Flash Storage vs. Hard Disk Drives (HDD)

Flash storage, as we have earlier explained, refers to a storage system that is responsible for modern storage drives like SSDs, flash storage drives, and etc. Hard Disk Drives is, like SSD, a storage drive (but one with moving parts). 

 

 

Benefits of Flash Storage

 

Flash drive in USB port

 

Storage devices based on flash storage are fast dominating the computer world. This, as we have shown, is no surprise, as it comes with much better features compared to the traditional storage system before it. Here are a few distinctive benefits of flash storage: 

 

 

A Lot More Durable and Secure

Compared to traditional storage, the fact that flash storage has no moving parts makes it less likely to break down quickly. Also, it helps to ensure the safety of saved data. In other words, saved data is secured irrespective of power disconnection and shocks. 

 

 

It Helps Conserve Energy

The fact that it has no moving parts makes it less dependent on energy. Compared to older storage drives, modern drives using flash storage are much preferred because they help to conserve battery life. 

 

 

Storage Devices Using Flash Storage Generate Lesser Heat

Again, the fact that older storage drives have moving parts makes them generate much heat.
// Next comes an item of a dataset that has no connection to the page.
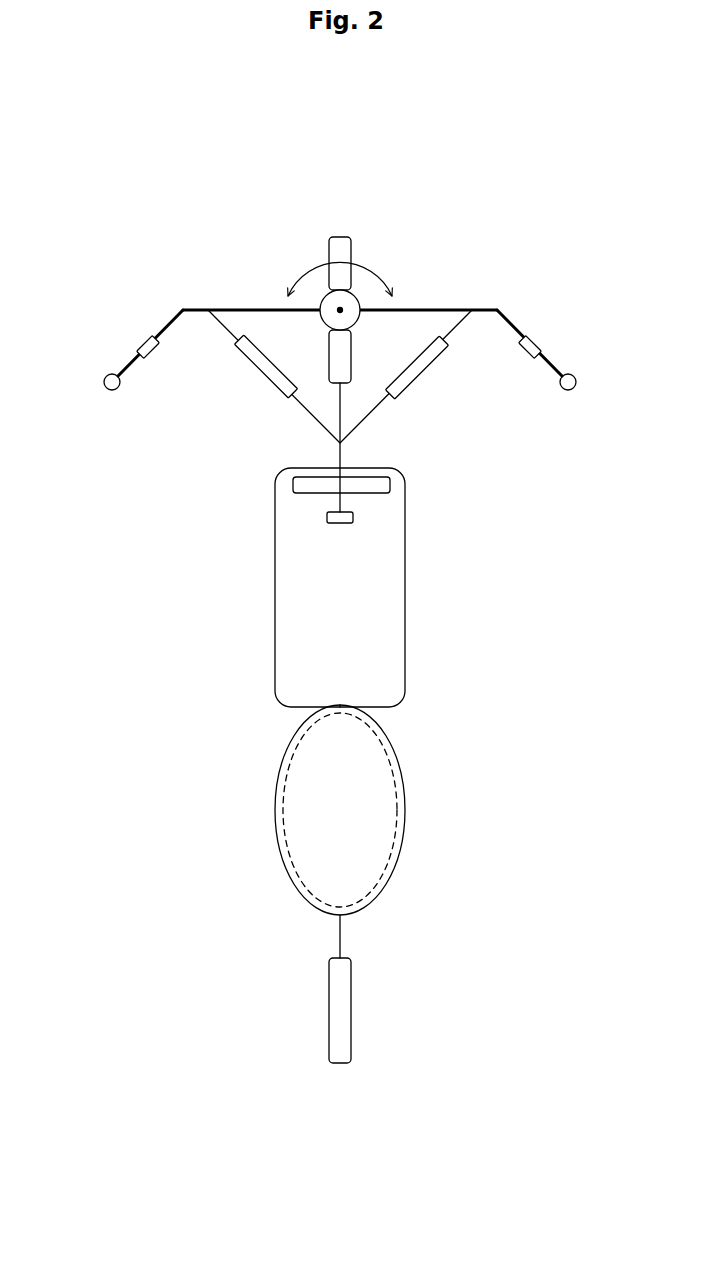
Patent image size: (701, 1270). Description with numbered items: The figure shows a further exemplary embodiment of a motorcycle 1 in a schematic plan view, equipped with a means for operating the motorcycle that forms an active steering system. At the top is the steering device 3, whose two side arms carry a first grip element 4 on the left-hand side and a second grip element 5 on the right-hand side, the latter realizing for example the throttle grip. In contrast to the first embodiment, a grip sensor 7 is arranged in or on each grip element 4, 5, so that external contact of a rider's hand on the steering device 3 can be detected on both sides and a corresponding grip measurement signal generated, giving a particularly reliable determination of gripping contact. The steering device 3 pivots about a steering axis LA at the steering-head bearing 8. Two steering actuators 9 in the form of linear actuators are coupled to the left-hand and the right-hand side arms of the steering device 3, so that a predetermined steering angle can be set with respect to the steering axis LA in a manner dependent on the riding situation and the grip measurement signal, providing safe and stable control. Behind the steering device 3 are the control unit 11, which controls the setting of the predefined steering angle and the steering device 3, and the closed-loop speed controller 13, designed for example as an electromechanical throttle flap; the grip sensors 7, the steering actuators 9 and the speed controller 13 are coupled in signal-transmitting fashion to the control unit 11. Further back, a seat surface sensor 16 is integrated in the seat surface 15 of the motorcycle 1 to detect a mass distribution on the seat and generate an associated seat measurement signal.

HDDs, for instance, have discs that are constantly spinning, as a result of which they generate much heat. Devices using flash storage, on the other hand, generate little or no heat at all.

 

 

Provides Faster Data Access

One of the most fundamental reasons why flash storage has become so popular is the stupendous speed it offers. Devices using flash storage are said to be 100 times faster than older storage devices. In fact, the term “flash” which characterizes its name describes its speed. 

 

 

Paved The Way For Large Storage Capacities On Small Devices

It is as a result of the flash storage that smartphones and other small mobile devices feature huge memory capacities. 

 

 

 

The flash storage helps store information without moving parts and without the application of power. The SSD and the HDD, on the other hand, refer to specific hard drives. However, while the SSD uses flash storage, the HDD is an older drive that doesn’t. The article has also clearly pointed out why flash storage is fast dominating the conventional computer world and why you should make the switch.